Item 1 of the Form 8-A is hereby supplemented as follows:

          On October 16, 2008, the Company amended the Rights Agreement between the Company and American Stock Transfer & Trust Company, as Rights Agent, dated as of September 28, 2001, as amended by the First Amendment to the Rights Agreement, dated as of July 22, 2007 (as amended, the “Rights Agreement”).
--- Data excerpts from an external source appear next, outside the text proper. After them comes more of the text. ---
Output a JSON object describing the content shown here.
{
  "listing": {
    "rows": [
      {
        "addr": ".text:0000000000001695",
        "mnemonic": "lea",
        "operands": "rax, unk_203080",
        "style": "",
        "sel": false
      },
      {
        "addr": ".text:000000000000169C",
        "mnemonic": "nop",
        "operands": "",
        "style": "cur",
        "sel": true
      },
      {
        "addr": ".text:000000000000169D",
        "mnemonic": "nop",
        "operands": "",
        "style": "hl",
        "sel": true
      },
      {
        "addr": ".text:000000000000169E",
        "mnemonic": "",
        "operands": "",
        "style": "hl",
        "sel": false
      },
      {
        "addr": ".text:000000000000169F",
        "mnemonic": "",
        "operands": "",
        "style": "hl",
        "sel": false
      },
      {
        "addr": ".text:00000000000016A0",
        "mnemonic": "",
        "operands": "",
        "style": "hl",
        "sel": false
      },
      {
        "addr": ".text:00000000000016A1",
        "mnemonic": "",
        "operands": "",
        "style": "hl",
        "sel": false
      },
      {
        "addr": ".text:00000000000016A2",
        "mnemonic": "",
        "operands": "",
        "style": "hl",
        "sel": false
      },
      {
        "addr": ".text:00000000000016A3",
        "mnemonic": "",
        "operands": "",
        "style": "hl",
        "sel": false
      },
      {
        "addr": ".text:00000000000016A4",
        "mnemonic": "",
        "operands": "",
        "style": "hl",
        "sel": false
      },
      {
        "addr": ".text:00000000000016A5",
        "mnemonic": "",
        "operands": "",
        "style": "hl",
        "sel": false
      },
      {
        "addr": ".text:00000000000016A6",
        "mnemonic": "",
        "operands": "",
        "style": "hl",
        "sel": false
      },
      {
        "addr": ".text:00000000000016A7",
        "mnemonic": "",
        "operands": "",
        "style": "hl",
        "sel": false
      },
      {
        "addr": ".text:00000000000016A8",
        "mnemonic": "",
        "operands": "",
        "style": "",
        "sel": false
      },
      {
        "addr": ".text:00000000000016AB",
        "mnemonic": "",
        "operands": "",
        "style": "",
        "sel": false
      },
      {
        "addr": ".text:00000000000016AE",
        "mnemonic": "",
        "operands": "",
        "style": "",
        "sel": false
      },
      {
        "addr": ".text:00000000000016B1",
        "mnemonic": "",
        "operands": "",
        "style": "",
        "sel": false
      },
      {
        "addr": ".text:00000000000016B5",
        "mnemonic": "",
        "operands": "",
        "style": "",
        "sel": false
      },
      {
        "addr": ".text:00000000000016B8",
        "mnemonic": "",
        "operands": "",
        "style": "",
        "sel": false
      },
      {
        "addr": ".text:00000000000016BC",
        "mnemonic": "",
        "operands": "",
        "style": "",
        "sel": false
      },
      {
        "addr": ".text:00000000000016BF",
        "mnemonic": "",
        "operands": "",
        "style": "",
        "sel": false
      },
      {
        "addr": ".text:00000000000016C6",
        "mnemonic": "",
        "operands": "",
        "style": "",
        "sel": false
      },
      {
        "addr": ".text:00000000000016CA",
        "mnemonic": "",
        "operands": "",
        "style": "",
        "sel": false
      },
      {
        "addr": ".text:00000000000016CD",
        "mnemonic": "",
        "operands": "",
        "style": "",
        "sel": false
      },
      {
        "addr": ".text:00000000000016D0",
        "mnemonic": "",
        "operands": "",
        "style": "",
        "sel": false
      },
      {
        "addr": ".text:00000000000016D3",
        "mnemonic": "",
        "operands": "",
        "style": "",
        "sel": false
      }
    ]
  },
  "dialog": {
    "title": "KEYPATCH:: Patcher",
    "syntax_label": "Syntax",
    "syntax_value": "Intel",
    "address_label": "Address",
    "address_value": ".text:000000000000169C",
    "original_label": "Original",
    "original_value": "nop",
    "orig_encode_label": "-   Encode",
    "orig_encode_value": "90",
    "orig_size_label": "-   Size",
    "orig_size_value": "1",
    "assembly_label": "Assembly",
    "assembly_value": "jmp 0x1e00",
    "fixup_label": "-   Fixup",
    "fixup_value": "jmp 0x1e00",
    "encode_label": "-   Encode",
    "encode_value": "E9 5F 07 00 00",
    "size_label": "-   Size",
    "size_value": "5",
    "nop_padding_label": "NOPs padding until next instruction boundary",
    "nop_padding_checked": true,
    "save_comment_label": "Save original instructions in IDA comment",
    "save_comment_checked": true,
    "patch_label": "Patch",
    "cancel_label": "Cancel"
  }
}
The amendment (the “Second Amendment to the Rights Agreement”), which was effective October 16, 2008, reduces the beneficial ownership threshold required to trigger rights under the Rights Agreement from a 25% ownership interest to a 15% ownership interest.

          The foregoing description of the Second Amendment to the Rights Agreement is qualified in its entirety by reference to the full text of the Second Amendment to the Rights Agreement, a copy of which is attached hereto as Exhibit 3 and incorporated herein by reference.

 

 

Item 2.

Exhibits

Item 2 of the Form 8-A is hereby amended by adding the following exhibit filed herewith:

 

 

 

Exhibit No.

 

Description


 


3

 

Second Amendment to the Rights Agreement, dated as of October 16, 2008, between United Rentals, Inc. and American Stock Transfer & Trust Company (incorporated by reference to Exhibit 4.1 of the Company’s Current Report on Form 8-K filed on October 17, 2008).



SIGNATURES

          Pursuant to the requirements of Section 12 of the Securities Exchange Act of 1934, the Registrant has duly caused this registration statement to be signed on its behalf by the undersigned, thereto duly authorized.

 

 

 

Date: October 20, 2008

UNITED RENTALS, INC.

 

 

 

 

By:

  /s/ Roger E. Schwed

 

 


 

 

Name: Roger E. Schwed

 

 

Title: General Counsel



EXHIBIT INDEX

 

 

 

Exhibit No.

 

Description

 

 

 

3

 

Second Amendment to the Rights Agreement, dated as of October 16, 2008, between United Rentals, Inc. and American Stock Transfer & Trust Company (incorporated by reference to Exhibit 4.1 of the Company’s Current Report on Form 8-K filed on October 17, 2008).